La décision que prend Artem Chapeye est lourde de conséquences, pour lui, pour sa femme, pour ses fils, ses compatriotes, son pays, mais aussi pour nous, encore insouciants de notre chance.



Artem Chapeye décrit son engagement, son affectation, son évolution psychique, ses pleurs, ses méditations, ses culpabilités, Bref, un récit à vif, découvert dans un souffle celui de l'émotion et du respect de l'expérience rapportée comme d'une voix du fond des tranchées, au bord des villages ravagés et de notre conscience européenne.



Depuis deux ans, l'Europe est à nouveau en proie à la guerre.

730 journées où Artem Chapeye, journaliste et écrivain, tente de garder son humanité et d'expliquer comment. Il a appris qu'un soldat ne peut que parler à un autre soldat, tellement les mots ne suffisent plus. Que son choix, il ne le regrette pas, même si son plus cher rêve est de serrer de nouveau, dans ses bras, ses deux fils, exilés avec sa femme en Allemagne.



Ses doutes, il ne les contourne pas et nous les révèle. Mais, pour lui, mieux vaut se battre que de mourir torturé ou de vivre prisonnier. "Nous sommes obligés d'épuiser la dictature par nos propres souffrances."

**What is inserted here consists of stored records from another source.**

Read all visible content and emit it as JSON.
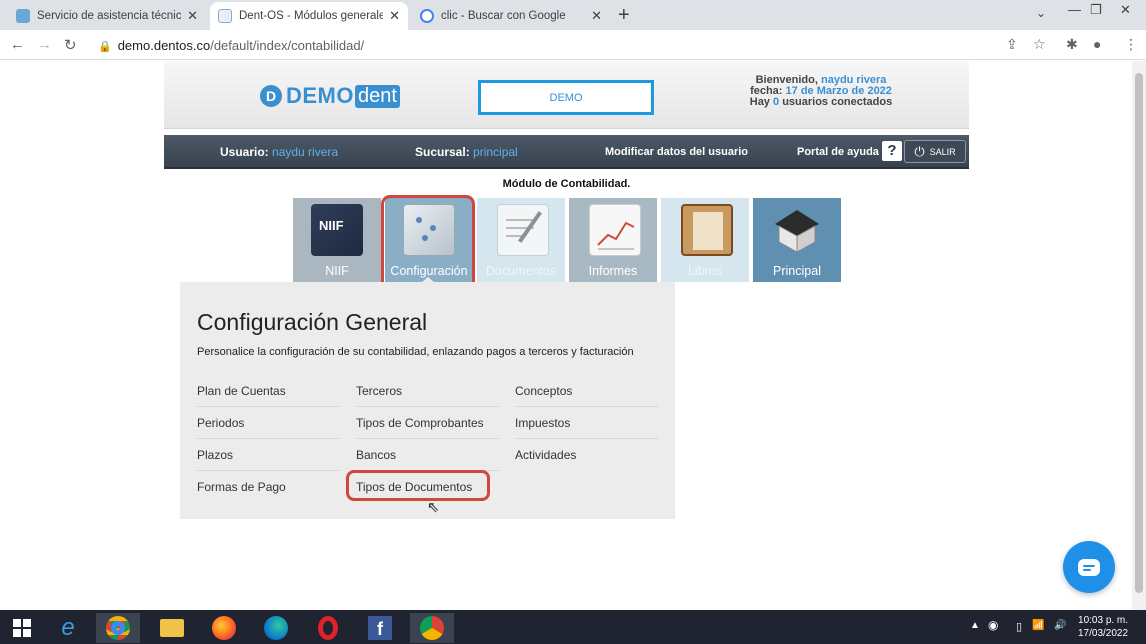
{
  "browser": {
    "tabs": [
      {
        "title": "Servicio de asistencia técnica : Sy",
        "active": false
      },
      {
        "title": "Dent-OS - Módulos generales",
        "active": true
      },
      {
        "title": "clic - Buscar con Google",
        "active": false
      }
    ],
    "url_host": "demo.dentos.co",
    "url_path": "/default/index/contabilidad/"
  },
  "header": {
    "logo_part1": "DEMO",
    "logo_part2": "dent",
    "logo_initial": "D",
    "demo_label": "DEMO",
    "welcome_prefix": "Bienvenido,",
    "welcome_user": "naydu rivera",
    "date_prefix": "fecha:",
    "date_value": "17 de Marzo de 2022",
    "users_prefix": "Hay",
    "users_count": "0",
    "users_suffix": "usuarios conectados"
  },
  "navbar": {
    "user_label": "Usuario:",
    "user_value": "naydu rivera",
    "branch_label": "Sucursal:",
    "branch_value": "principal",
    "modify_label": "Modificar datos del usuario",
    "help_label": "Portal de ayuda",
    "help_icon": "?",
    "logout_label": "SALIR"
  },
  "module_title": "Módulo de Contabilidad.",
  "tiles": [
    {
      "label": "NIIF",
      "icon": "niif-book-icon",
      "selected": false
    },
    {
      "label": "Configuración",
      "icon": "settings-panel-icon",
      "selected": true
    },
    {
      "label": "Documentos",
      "icon": "document-pen-icon",
      "selected": false
    },
    {
      "label": "Informes",
      "icon": "report-chart-icon",
      "selected": false
    },
    {
      "label": "Libros",
      "icon": "ledger-book-icon",
      "selected": false
    },
    {
      "label": "Principal",
      "icon": "home-icon",
      "selected": false
    }
  ],
  "panel": {
    "title": "Configuración General",
    "description": "Personalice la configuración de su contabilidad, enlazando pagos a terceros y facturación",
    "columns": [
      [
        "Plan de Cuentas",
        "Periodos",
        "Plazos",
        "Formas de Pago"
      ],
      [
        "Terceros",
        "Tipos de Comprobantes",
        "Bancos",
        "Tipos de Documentos"
      ],
      [
        "Conceptos",
        "Impuestos",
        "Actividades"
      ]
    ]
  },
  "taskbar": {
    "time": "10:03 p. m.",
    "date": "17/03/2022"
  },
  "colors": {
    "accent": "#3a8fd0",
    "highlight_ring": "#d0473e",
    "navbar": "#404a57",
    "panel_bg": "#ececec"
  }
}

Ce récit est publié dans la nouvelle collection, Bayard Récits, qui "s’inscrit dans le genre de la narrative non-fiction, au croisement entre le journalisme et la littérature, le document et le roman". Artem Chapeye se livre sans fard, presque un testament entre l'homme d'avant "le vingt-quatre" et celui d'après "le vingt-quatre". Un récit qu'on ne peut oublier !
Lien : https://vagabondageautourdes..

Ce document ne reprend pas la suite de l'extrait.